The Food and Social Justice Initiative aims to put fairness and human rights at the heart of efforts to promote sustainable food and farming. Through this initiative we want to make it impossible to talk credibly about food policy, public health and/or sustainable food without putting social justice at centre stage. The initiative will run until June 2010.

The food and drink sector in the United Kingdom turns over £172bn a year, accounts for 7% of national output, employs 3.7 million people and encompasses the UK’s largest manufacturing industry as well as its farms and fisheries. It feeds 61 million of us, probably more adequately and more reliably, and certainly with more variety, than we have ever been fed before.
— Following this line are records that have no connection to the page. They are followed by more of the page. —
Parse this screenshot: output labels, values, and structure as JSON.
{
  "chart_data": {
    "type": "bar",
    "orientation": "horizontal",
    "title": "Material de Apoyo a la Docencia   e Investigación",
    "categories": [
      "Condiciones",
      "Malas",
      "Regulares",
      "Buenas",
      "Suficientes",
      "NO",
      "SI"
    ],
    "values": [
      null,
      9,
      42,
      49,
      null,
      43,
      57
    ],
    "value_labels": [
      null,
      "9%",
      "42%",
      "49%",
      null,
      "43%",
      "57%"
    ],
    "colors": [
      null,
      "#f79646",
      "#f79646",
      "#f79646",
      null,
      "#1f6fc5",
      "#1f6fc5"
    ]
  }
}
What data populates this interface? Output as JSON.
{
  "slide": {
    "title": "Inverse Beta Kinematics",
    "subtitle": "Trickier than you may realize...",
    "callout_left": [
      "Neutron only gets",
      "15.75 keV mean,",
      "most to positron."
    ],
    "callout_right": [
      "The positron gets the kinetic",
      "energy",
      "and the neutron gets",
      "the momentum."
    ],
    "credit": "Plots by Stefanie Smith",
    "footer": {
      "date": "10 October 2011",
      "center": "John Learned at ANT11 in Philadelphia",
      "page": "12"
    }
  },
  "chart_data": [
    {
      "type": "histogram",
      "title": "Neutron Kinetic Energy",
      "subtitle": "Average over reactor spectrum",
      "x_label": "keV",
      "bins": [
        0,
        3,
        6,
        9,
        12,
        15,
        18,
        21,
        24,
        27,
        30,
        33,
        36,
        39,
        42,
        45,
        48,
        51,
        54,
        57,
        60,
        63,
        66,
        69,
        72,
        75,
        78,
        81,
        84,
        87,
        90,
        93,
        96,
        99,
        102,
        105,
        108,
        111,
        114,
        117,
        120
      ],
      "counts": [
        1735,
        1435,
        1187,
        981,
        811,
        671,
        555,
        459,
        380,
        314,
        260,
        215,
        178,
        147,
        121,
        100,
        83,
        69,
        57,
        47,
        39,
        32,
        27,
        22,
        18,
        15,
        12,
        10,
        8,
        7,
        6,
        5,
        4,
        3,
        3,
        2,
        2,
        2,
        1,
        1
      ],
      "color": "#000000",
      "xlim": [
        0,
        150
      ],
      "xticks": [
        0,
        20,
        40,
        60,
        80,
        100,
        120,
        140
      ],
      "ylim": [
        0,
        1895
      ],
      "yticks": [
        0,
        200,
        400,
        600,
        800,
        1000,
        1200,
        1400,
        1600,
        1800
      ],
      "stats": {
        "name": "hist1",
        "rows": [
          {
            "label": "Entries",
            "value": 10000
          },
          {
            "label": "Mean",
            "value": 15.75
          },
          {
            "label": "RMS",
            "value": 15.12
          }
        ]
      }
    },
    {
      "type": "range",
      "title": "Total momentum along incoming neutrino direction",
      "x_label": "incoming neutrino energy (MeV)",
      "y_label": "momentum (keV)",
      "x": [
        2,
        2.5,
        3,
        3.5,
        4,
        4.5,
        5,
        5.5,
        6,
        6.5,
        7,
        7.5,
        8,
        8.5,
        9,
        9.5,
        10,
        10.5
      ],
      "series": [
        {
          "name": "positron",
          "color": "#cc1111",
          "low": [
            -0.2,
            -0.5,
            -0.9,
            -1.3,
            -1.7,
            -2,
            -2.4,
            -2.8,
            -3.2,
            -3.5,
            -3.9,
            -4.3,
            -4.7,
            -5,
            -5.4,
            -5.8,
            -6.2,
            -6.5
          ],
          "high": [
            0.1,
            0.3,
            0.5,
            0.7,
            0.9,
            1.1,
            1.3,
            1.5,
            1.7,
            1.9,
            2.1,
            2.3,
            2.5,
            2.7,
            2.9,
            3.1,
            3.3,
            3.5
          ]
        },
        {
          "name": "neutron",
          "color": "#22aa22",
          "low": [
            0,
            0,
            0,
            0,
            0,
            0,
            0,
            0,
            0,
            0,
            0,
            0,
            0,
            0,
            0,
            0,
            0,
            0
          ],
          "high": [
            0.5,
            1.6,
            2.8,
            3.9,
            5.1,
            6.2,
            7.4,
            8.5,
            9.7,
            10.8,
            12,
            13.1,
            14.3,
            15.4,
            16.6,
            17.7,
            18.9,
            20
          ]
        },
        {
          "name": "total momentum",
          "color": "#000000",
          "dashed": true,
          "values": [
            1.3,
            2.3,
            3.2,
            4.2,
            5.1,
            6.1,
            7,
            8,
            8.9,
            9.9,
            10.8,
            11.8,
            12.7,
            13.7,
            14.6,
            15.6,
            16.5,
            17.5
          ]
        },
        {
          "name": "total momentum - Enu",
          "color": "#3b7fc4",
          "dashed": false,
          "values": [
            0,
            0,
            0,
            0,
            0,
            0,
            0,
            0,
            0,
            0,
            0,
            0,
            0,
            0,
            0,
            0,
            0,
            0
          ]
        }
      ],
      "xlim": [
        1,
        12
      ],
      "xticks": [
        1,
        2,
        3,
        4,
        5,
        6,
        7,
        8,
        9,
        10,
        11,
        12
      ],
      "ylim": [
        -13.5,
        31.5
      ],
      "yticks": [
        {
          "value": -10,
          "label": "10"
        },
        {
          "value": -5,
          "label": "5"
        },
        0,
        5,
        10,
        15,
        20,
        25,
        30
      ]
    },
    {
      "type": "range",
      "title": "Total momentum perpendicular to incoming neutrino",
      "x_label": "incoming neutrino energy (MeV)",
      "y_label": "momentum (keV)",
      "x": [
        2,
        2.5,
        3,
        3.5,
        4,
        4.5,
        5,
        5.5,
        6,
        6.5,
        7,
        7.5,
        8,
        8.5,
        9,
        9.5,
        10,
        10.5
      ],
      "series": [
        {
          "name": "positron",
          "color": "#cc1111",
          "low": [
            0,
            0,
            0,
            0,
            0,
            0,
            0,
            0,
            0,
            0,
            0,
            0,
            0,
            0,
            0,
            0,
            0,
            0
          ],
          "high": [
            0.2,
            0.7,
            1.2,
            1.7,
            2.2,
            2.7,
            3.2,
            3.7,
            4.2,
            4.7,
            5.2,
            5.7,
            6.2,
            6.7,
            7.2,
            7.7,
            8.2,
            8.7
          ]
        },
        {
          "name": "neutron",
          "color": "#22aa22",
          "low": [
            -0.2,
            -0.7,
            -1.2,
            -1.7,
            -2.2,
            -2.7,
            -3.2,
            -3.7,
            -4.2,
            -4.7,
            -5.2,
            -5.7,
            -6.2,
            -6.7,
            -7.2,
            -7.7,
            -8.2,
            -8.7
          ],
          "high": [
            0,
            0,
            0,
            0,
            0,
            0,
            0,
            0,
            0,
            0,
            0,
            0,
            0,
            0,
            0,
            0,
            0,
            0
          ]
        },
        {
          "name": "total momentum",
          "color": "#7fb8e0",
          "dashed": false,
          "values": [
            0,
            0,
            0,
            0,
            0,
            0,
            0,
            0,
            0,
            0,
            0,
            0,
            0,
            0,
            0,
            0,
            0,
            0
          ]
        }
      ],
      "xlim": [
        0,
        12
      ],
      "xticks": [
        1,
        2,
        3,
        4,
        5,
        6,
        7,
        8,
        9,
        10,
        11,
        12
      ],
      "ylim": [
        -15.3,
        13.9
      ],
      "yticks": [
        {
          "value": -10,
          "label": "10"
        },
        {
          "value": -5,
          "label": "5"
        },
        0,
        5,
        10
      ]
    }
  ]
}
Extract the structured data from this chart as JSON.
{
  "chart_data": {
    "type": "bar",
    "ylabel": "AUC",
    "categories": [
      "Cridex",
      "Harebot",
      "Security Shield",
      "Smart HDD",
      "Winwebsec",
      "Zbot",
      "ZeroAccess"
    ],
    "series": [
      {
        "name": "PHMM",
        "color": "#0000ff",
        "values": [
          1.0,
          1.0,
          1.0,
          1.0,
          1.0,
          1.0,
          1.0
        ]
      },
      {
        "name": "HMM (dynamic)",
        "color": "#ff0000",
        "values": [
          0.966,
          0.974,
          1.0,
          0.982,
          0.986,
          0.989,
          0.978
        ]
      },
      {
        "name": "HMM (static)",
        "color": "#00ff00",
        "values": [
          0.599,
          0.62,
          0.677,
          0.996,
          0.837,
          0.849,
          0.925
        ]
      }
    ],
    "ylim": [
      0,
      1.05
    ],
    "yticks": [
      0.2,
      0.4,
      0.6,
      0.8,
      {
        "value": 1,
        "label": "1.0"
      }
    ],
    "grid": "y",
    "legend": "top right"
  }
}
But, for all its effectiveness, this system is unsustainable. Here in the UK it is environmentally damaging, resource hungry, inequitable and heavily dependent on a ‘flexible’, low-wage workforce. The UK food system is inextricably dependent on global supplies of cheap labour, raw materials and finished imports, as well as on the land and water located elsewhere that are used to produce our food. This global reach enables us to export many of the negative impacts to countries with lower standards of worker, animal and environmental protection than apply in Europe. Moreover, while one billion people worldwide do not have enough to eat, another billion are obese: in other words, even in crude calorific terms one third of the planet’s population is ill-served by existing food systems.

The environmental challenge this presents is increasingly well understood, the focus of industry commitments, efficiency drives, regulatory measures and global agreements. The social consequences are also well-documented: they include rising levels of chronic, diet-related disease and malnutrition; unfair treatment for workers, sometimes ending in injury or death; and hardship for suppliers squeezed by lower prices yet asked for higher standards. But the social challenge – to build a food system that feeds people fairly and sustainably is often neglected.

It is this neglect that the Food and Justice Initiative seeks to address.